W drugiej partii walka była już znacznie bardziej zacięta. Żadna z drużyn nie była w stanie uciec na więcej niż 2-3 punkty. Trener Bartłomiej Piekarczyk bardzo intensywnie mieszał składem, ale widział, że jego zespół podjął walkę. Właściwie seta kończył już zupełnie drugim składem, ale go nie wygrał mimo prowadzenia 23:22. Długie akcje padały bowiem łupem Grot Budowlanych. Jedna z nich dała remis po 23, a potem pojedyncze bloki Anny Lewandowskiej oraz Pauliny Damaske i Grot Budowlane prowadziły już 2:0.
Łódzki zespół coraz mocniej opierał się na Monice Fedusio, która od pewnego momentu była jedyną równo grającą zawodniczką w ofensywie. Veronica Jones-Perry oraz Paulina Damaske były dość chimeryczne. Ta druga zmieniła Zuzannę Górecką, która w ataku miała spore problemy. A BKS w trzecim secie się nakręcił i rozbudził Kazałę oraz młodą Weronikę Szlagowską, która zdążyła już w tym sezonie błysnąć. Gospodyniom udało się doprowadzić ze stanu 13:18 do 22:23, ale wygrać seta - już nie. Przyjezdne zwycięstwem do 22 przedłużyły to spotkanie.
Skarbem ekipy trenera Piekarczyka w czwartej części gry była Karolina Drużkowska, która była głównym adresatem piłek granych przez Natalię Gajewską. Grot Budowlane nawet wiedziały, że tak będzie, ale nie były w stanie nic z tym zrobić, bo świeżo upieczona reprezentantka Polski uderzała mocno, nad blokiem i w boisko, a łodzianki długo nie potrafiły na to odpowiedzieć. Przebudzenie Moniki Fedusio pozwoliło odwrócić losy tego seta i - jak się później okazało - meczu. Miejscowe wygrały 25:23 i zgarnęły trzy punkty.

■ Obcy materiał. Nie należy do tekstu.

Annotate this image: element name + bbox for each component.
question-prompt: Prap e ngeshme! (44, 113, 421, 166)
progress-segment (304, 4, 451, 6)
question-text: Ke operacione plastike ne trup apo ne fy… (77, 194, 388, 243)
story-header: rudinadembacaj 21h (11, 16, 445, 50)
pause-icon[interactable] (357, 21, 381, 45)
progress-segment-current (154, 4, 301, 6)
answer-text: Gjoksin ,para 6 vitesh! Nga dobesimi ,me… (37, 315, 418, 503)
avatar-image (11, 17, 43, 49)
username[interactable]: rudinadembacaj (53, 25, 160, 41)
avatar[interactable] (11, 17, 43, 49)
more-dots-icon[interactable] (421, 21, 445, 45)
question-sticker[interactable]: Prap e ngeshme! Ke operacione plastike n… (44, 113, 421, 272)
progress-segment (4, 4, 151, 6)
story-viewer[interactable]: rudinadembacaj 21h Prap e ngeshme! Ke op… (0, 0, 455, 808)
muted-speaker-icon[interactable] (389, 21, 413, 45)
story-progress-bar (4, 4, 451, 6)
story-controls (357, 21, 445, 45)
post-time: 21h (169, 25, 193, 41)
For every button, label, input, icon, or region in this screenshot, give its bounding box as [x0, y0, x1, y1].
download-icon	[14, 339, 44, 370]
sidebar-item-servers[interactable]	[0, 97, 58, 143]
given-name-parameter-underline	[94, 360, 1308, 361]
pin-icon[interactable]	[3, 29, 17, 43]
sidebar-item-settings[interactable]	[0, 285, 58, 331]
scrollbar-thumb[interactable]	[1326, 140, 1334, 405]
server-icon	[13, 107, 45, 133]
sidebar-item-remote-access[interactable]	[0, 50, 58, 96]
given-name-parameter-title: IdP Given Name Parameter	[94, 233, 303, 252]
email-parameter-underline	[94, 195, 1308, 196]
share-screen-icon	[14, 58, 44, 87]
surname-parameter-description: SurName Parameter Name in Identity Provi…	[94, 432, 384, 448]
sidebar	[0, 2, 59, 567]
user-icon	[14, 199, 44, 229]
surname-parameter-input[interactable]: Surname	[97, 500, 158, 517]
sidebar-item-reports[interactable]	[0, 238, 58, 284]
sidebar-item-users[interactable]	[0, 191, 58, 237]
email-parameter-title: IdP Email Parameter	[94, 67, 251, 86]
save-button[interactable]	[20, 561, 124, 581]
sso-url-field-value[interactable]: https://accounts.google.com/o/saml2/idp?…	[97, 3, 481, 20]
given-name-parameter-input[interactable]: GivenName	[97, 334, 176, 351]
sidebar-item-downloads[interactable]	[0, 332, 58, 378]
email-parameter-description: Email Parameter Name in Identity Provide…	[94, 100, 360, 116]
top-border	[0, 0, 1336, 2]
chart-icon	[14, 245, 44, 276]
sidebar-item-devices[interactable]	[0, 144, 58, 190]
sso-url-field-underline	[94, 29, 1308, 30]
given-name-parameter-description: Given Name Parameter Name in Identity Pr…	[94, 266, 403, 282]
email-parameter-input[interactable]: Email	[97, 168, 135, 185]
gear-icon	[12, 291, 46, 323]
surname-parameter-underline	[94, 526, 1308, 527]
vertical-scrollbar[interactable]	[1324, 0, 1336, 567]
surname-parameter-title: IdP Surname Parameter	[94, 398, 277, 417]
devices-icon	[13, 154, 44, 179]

Grot Budowlani Łódź - BKS Stal Bielsko-Biała 3:1 (25:18, 25:23, 22:25, 25:23)
Grot Budowlani: Nowicka, Fedusio, Lewandowska, Jones-Perry, Górecka, Lisiak, Stenzel (libero) oraz Damaske.
BKS Stal: Gajewska, Szlagowska, Witowska, Orvosova, Kazała, Janiuk, Drabek (libero) oraz Szczygłowska, Drużkowska, Wawrzyniak, Dąbrowska.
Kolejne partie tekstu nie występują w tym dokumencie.